Das wäre dann wahrscheinlich problematisch …
Also wenn jemand den ganzen Sommer lang so hohe Nickelwerte hat, das wär nicht gut! Auch bei den Tieren … Aber es gibt keine Nachweise, weil die Almen nicht überprüft werden. Sobald sich dieses schwermetallbelastete Wasser ein paar hundert Meter weiter mit einem anderen Wasser mischt, mit normalem Quellwasser, dann sind die Werte wieder unten. So unmittelbare Gefahr würde ich eigentlich keine sehen. Es gibt keine nachgewiesenen Nickelvergiftungen bisher.

Woher genau stammen die Schwermetalle?
Tja, das ist ein schwieriges Kapitel. Also wir haben nachgewiesen, dass sie aus dem Eis kommen und nicht aus irgendwelchem Staub oder aus dem Felsmaterial, das sich daneben befindet. Nickel zum Beispiel geht bei unvollständiger Verbrennung direkt in die Luft über, kann dort dann ausregnen und würde sich dann natürlich deshalb im Eis befinden.

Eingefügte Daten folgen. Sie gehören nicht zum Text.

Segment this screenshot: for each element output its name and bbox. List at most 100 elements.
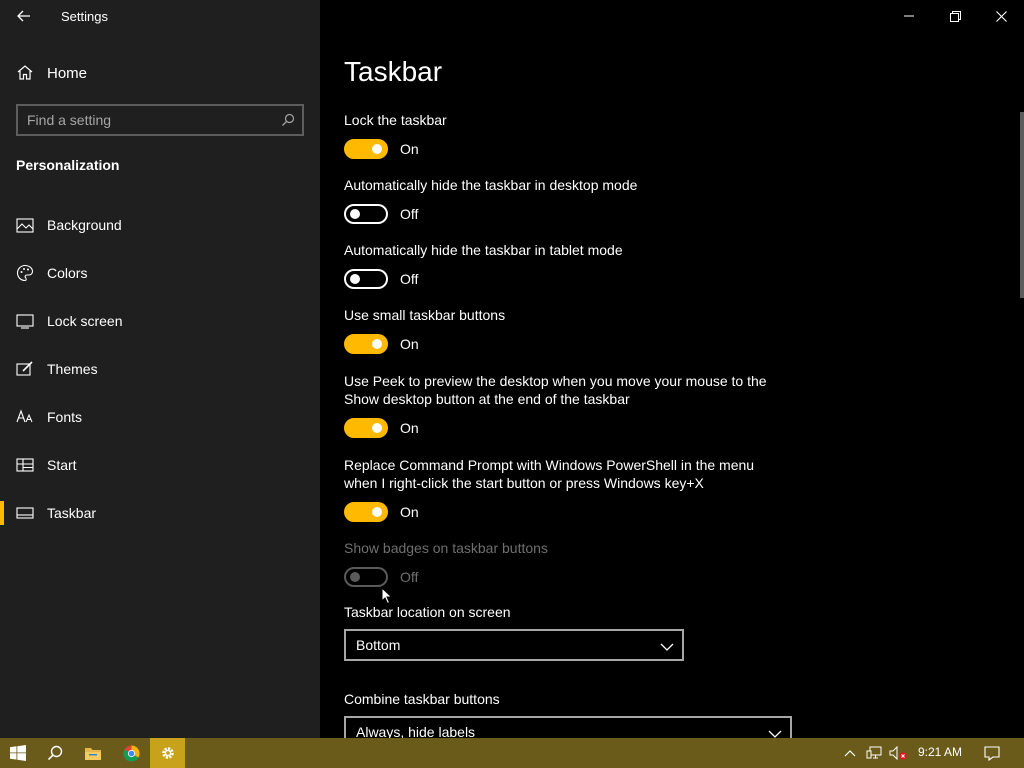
palette-icon [16,264,34,282]
location-dropdown[interactable]: Bottom [344,629,684,661]
setting-label: Automatically hide the taskbar in deskto… [344,177,638,193]
scrollbar-thumb[interactable] [1020,112,1024,298]
setting-label: Replace Command Prompt with Windows Powe… [344,457,755,491]
search-box[interactable] [16,104,304,136]
toggle-knob [372,423,382,433]
toggle-state: Off [400,271,419,287]
minimize-button[interactable] [886,0,932,32]
setting-peek: Use Peek to preview the desktop when you… [344,372,784,438]
combine-dropdown[interactable]: Always, hide labels [344,716,792,738]
app-title: Settings [61,9,108,24]
setting-badges: Show badges on taskbar buttons Off [344,539,784,587]
toggle-switch[interactable] [344,269,388,289]
sidebar-item-label: Lock screen [47,313,123,329]
toggle-knob [350,274,360,284]
folder-icon [85,747,101,760]
home-label: Home [47,65,88,82]
chevron-down-icon [768,726,782,738]
taskbar-icon [16,504,34,522]
volume-button[interactable] [886,738,910,768]
setting-label: Lock the taskbar [344,112,447,128]
font-icon [16,408,34,426]
toggle-switch[interactable] [344,418,388,438]
minimize-icon [904,15,914,17]
sidebar-nav: Background Colors Lock screen Themes Fon… [0,201,320,537]
sidebar-home[interactable]: Home [0,56,320,90]
main-content: Taskbar Lock the taskbar On Automaticall… [320,0,1024,738]
toggle-knob [350,209,360,219]
location-value: Bottom [356,637,401,653]
setting-label: Use small taskbar buttons [344,307,506,323]
network-icon [866,746,882,759]
notification-icon [984,745,1000,761]
sidebar: Settings Home Personalization Background [0,0,320,738]
toggle-knob [372,339,382,349]
chevron-down-icon [660,639,674,655]
location-label: Taskbar location on screen [344,604,511,620]
show-hidden-icons-button[interactable] [838,738,862,768]
file-explorer-button[interactable] [74,738,112,768]
volume-muted-icon [889,746,907,760]
network-button[interactable] [862,738,886,768]
toggle-state: On [400,420,419,436]
toggle-state: Off [400,569,419,585]
page-title: Taskbar [344,56,443,87]
taskbar-search-button[interactable] [36,738,74,768]
close-icon [995,10,1007,22]
sidebar-item-label: Background [47,217,122,233]
sidebar-item-label: Themes [47,361,98,377]
back-button[interactable] [8,2,40,30]
clock-time[interactable]: 9:21 AM [918,745,962,759]
section-title: Personalization [16,157,120,173]
toggle-state: On [400,141,419,157]
chevron-up-icon [844,750,856,757]
picture-icon [16,216,34,234]
sidebar-item-themes[interactable]: Themes [0,345,320,393]
sidebar-item-start[interactable]: Start [0,441,320,489]
sidebar-item-label: Taskbar [47,505,97,521]
setting-small-buttons: Use small taskbar buttons On [344,306,784,354]
toggle-state: On [400,504,419,520]
back-arrow-icon [17,10,30,22]
home-icon [16,64,34,86]
start-button[interactable] [0,738,36,768]
restore-icon [949,10,961,22]
toggle-switch[interactable] [344,204,388,224]
combine-label: Combine taskbar buttons [344,691,500,707]
combine-value: Always, hide labels [356,724,476,738]
sidebar-item-colors[interactable]: Colors [0,249,320,297]
toggle-switch[interactable] [344,502,388,522]
toggle-knob [372,507,382,517]
toggle-state: On [400,336,419,352]
settings-taskbar-button[interactable] [150,738,185,768]
setting-autohide-tablet: Automatically hide the taskbar in tablet… [344,241,784,289]
sidebar-item-label: Colors [47,265,88,281]
sidebar-item-lock-screen[interactable]: Lock screen [0,297,320,345]
setting-lock-taskbar: Lock the taskbar On [344,111,784,159]
action-center-button[interactable] [978,738,1006,768]
brush-icon [16,360,34,378]
mouse-cursor-icon [381,586,393,610]
sidebar-item-background[interactable]: Background [0,201,320,249]
toggle-switch[interactable] [344,139,388,159]
setting-label: Use Peek to preview the desktop when you… [344,373,767,407]
close-button[interactable] [978,0,1024,32]
sidebar-item-taskbar[interactable]: Taskbar [0,489,320,537]
search-icon[interactable] [274,113,302,127]
sidebar-item-fonts[interactable]: Fonts [0,393,320,441]
chrome-icon [123,745,139,761]
search-input[interactable] [18,106,274,134]
setting-autohide-desktop: Automatically hide the taskbar in deskto… [344,176,784,224]
gear-icon [161,747,174,759]
restore-button[interactable] [932,0,978,32]
setting-label: Show badges on taskbar buttons [344,540,548,556]
lock-screen-icon [16,312,34,330]
setting-label: Automatically hide the taskbar in tablet… [344,242,623,258]
windows-logo-icon [10,745,26,761]
chrome-button[interactable] [112,738,150,768]
sidebar-item-label: Start [47,457,77,473]
setting-powershell: Replace Command Prompt with Windows Powe… [344,456,784,522]
toggle-switch[interactable] [344,334,388,354]
start-layout-icon [16,456,34,474]
windows-taskbar: 9:21 AM [0,738,1024,768]
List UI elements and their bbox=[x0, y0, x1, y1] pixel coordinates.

Das heißt, man weiß es nicht genau …
Ganz genau wissen wir das nicht. Die Schwermetalle könnten aus Waldbränden stammen. Was wir schon wissen: Das hat nichts mit der Industriellen Revolution oder mit der Verschmutzung der Luft durch Industrie zu tun. Das sind alte Sachen.

Wie alt?
Auch 3.000 Jahre und älter.

Werden diese Ergebnisse ihre zukünftige Arbeit beeinflussen? Wie geht’s weiter?
Wir werden auf jeden Fall weiterhin Permafrostgebiete untersuchen. Vor allem was die Gefahren im Hochgebirge anbelangt. Ich habe auch gesehen, dass unsere Kollegen, die beispielsweise die Flora und Fauna in den Hochgebirgsseen untersuchen, und mit denen wir jetzt eng zusammenarbeiten, hellhörig geworden sind. Wir haben festgestellt, dass es offensichtlich Unterschiede gibt, ob das Wasser von Blockgletschern oder von einem normalen Gletscher stammt. Jetzt werden wir schauen was da draus wird. Auf jeden Fall werden wir das weiterhin untersuchen.

Wie waren die Reaktionen in wissenschaftlichen Kreisen auf diese Studien?
Das war ganz interessant. Wir haben 2005 das erste Mal eine Studie publiziert, die sagte, dass diese hohen Schwermetallgehalte möglicherweise aus den Permafrostarealen kommen. Diese hat man uns fast nicht publizieren lassen, die Reaktion der Wissenschaftler war sehr skeptisch und es gab eine sehr harte Diskussion darum. Die Studie ist dann doch gedruckt worden. Inzwischen haben wir diese These auch bewiesen und ich denke mal, dass wir jetzt als Arbeitsgruppe akzeptiert sind. Das zeigt auch, dass viele Leute mit uns zusammenarbeiten wollen – europaweit. Ich denke, das war ein positiver Impuls den wir da gegeben haben.